The June 9 Order also indicates that certain waivers and authorizations previously granted in connection with the Berkshire MBR Sellers’ MBR Authority, such as with respect to issuance of securities and assumption of liabilities under Section 204 of the FPA “may no longer be applicable.”

The June 9 Order raises issues whether FERC’s revising the rates set out in contracts entered into from January 9, 2015 through April 9, 2016 between the Berkshire MBR Sellers and purchasers is inconsistent with the long— standing “Mobile—Sierra doctrine,” which requires FERC to presume that a rate set out in a freely negotiated wholesale energy contract is “just and reasonable,” unless it concludes that the contract harms the public interest,4 and whether the June 9 Order satisfies the requirements of Section 206 of the FPA. The Berkshire MBR Sellers have until July 11 to seek rehearing of the June 9 Order.

Accounting for Potential Revocation of MBR Authority in Project Financing Documents The June 9 Order is not the first time that FERC has revoked a seller’s MBR Authority.5 The June 9 Order may serve as a reminder to parties to project financing transactions involving a project company with MBR Authority that financing documents should account for the possibility that MBR Authority may be revoked.

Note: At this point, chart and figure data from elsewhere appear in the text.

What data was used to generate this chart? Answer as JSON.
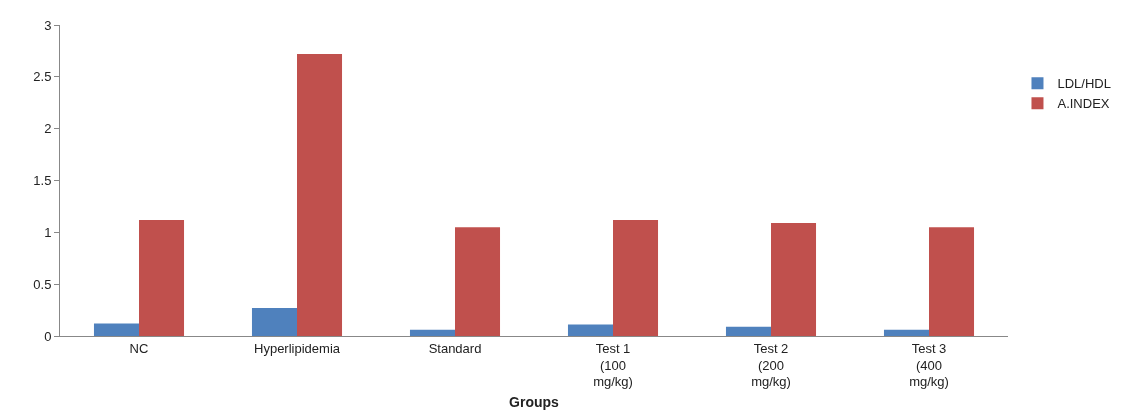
{
  "chart_data": {
    "type": "bar",
    "xlabel": "Groups",
    "categories": [
      "NC",
      "Hyperlipidemia",
      "Standard",
      "Test 1\n(100\nmg/kg)",
      "Test 2\n(200\nmg/kg)",
      "Test 3\n(400\nmg/kg)"
    ],
    "series": [
      {
        "name": "LDL/HDL",
        "color": "#4f81bd",
        "values": [
          0.12,
          0.27,
          0.06,
          0.11,
          0.09,
          0.06
        ]
      },
      {
        "name": "A.INDEX",
        "color": "#c0504d",
        "values": [
          1.12,
          2.72,
          1.05,
          1.12,
          1.09,
          1.05
        ]
      }
    ],
    "ylim": [
      0,
      3
    ],
    "yticks": [
      0,
      0.5,
      1,
      1.5,
      2,
      2.5,
      3
    ],
    "legend": "right"
  }
}
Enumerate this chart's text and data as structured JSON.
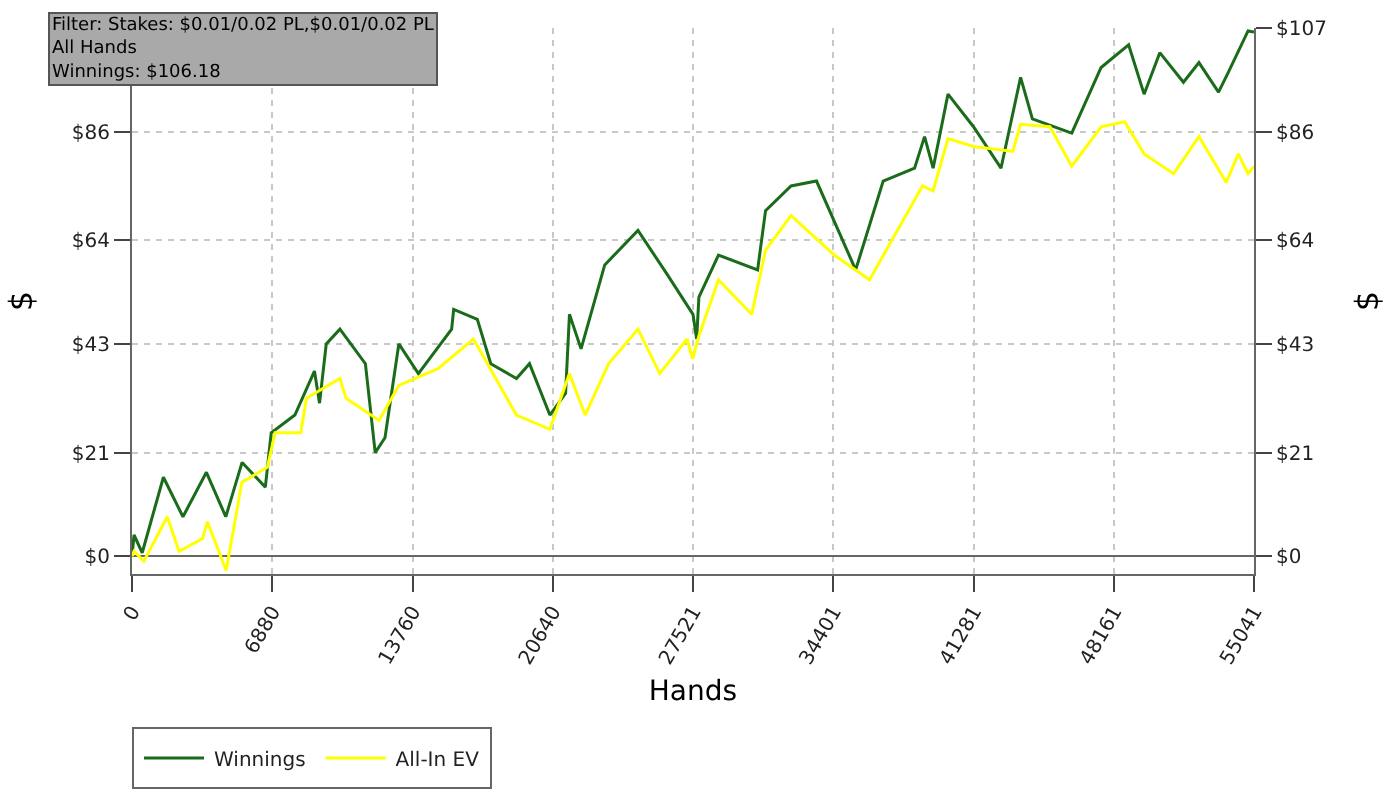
{
  "chart_data": {
    "type": "line",
    "xlabel": "Hands",
    "ylabel": "$",
    "y2label": "$",
    "annotations": [
      "Filter: Stakes: $0.01/0.02 PL,$0.01/0.02 PL",
      "All Hands",
      "Winnings: $106.18"
    ],
    "xlim": [
      0,
      55041
    ],
    "xticks": [
      0,
      6880,
      13760,
      20640,
      27521,
      34401,
      41281,
      48161,
      55041
    ],
    "ylim": [
      -3.6,
      107
    ],
    "yticks": [
      {
        "value": 0,
        "label": "$0"
      },
      {
        "value": 21,
        "label": "$21"
      },
      {
        "value": 43,
        "label": "$43"
      },
      {
        "value": 64,
        "label": "$64"
      },
      {
        "value": 86,
        "label": "$86"
      }
    ],
    "y2lim": [
      -3.6,
      107
    ],
    "y2ticks": [
      {
        "value": 0,
        "label": "$0"
      },
      {
        "value": 21,
        "label": "$21"
      },
      {
        "value": 43,
        "label": "$43"
      },
      {
        "value": 64,
        "label": "$64"
      },
      {
        "value": 86,
        "label": "$86"
      },
      {
        "value": 107,
        "label": "$107"
      }
    ],
    "grid": true,
    "legend": "bottom left",
    "marker": "none",
    "line_style": "solid",
    "series": [
      {
        "name": "Winnings",
        "color": "#1a6b1a",
        "x": [
          0,
          100,
          500,
          1540,
          2500,
          3650,
          4600,
          5400,
          6540,
          6830,
          7990,
          8950,
          9200,
          9530,
          10200,
          11450,
          11930,
          12410,
          13090,
          14050,
          15680,
          15780,
          16940,
          17600,
          18860,
          19500,
          20500,
          21270,
          21460,
          22030,
          23190,
          24820,
          26270,
          27520,
          27700,
          27810,
          28770,
          30690,
          31080,
          32330,
          33580,
          35500,
          36850,
          38390,
          38880,
          39300,
          40030,
          41280,
          42630,
          43590,
          44170,
          46100,
          47540,
          48890,
          49650,
          50420,
          51580,
          52340,
          53300,
          53780,
          54750,
          55041
        ],
        "values": [
          0,
          4.3,
          0.7,
          16,
          8,
          17,
          8,
          19,
          14,
          25,
          28.6,
          37.5,
          31,
          43,
          46,
          39,
          21,
          24,
          43,
          37,
          46,
          50,
          48,
          39,
          36,
          39,
          28.6,
          33,
          49,
          42,
          59,
          66,
          57,
          49,
          44,
          52.5,
          61,
          58,
          70,
          75,
          76,
          58,
          76,
          78.6,
          85,
          78.6,
          93.6,
          87,
          78.6,
          97,
          88.6,
          85.7,
          99,
          103.6,
          93.6,
          102,
          96,
          100,
          94,
          98,
          106.4,
          106.18
        ]
      },
      {
        "name": "All-In EV",
        "color": "#ffff00",
        "x": [
          0,
          100,
          580,
          1730,
          2310,
          3460,
          3700,
          4620,
          5390,
          6640,
          7020,
          8280,
          8560,
          10200,
          10500,
          12120,
          13090,
          15010,
          16750,
          18860,
          20500,
          21460,
          22230,
          23380,
          24820,
          25890,
          27230,
          27500,
          27810,
          28770,
          30400,
          31080,
          32330,
          34450,
          36180,
          38780,
          39300,
          40030,
          41280,
          43210,
          43590,
          45030,
          46100,
          47540,
          48700,
          49650,
          51100,
          52340,
          53680,
          54270,
          54750,
          55041
        ],
        "values": [
          0,
          1,
          -1,
          8,
          1,
          3.6,
          7,
          -2.9,
          15,
          18,
          25,
          25,
          32,
          36,
          32,
          27.5,
          34.6,
          38,
          44,
          28.6,
          25.7,
          37,
          28.6,
          39,
          46,
          37,
          44,
          40,
          44.6,
          56,
          49,
          62,
          69,
          61,
          56,
          75,
          74,
          84.6,
          83,
          82,
          87.5,
          87,
          79,
          87,
          88,
          81.5,
          77.5,
          85,
          75.7,
          81.5,
          77.5,
          79
        ]
      }
    ]
  }
}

Examples of such provisions in loan/financing documents include:

  • where the project company already has received MBR Authority, representations that the project company has MBR Authority, such MBR Authority is in full force and effect as of the date of the execution of the agreement and as of subsequent funding or draw dates, and the MBR Authority is not subject to condition or limitation that could result in a material adverse effect;
  • where the project is not yet at a stage where the project company requires MBR Authority, covenants that the project company will obtain MBR Authority as required by applicable law and will maintain it throughout the term of the agreement;
  • events of default for loss of MBR Authority or subsequent modification or condition of MBR Authority which could reasonably be expected to have a material adverse effect; and
  • an event of default for loss of MBR Authority unless the project company either regains MBR Authority or obtains FERC approval of cost—based rates within a specified period of time, and such cost—based rates do not have a material adverse effect.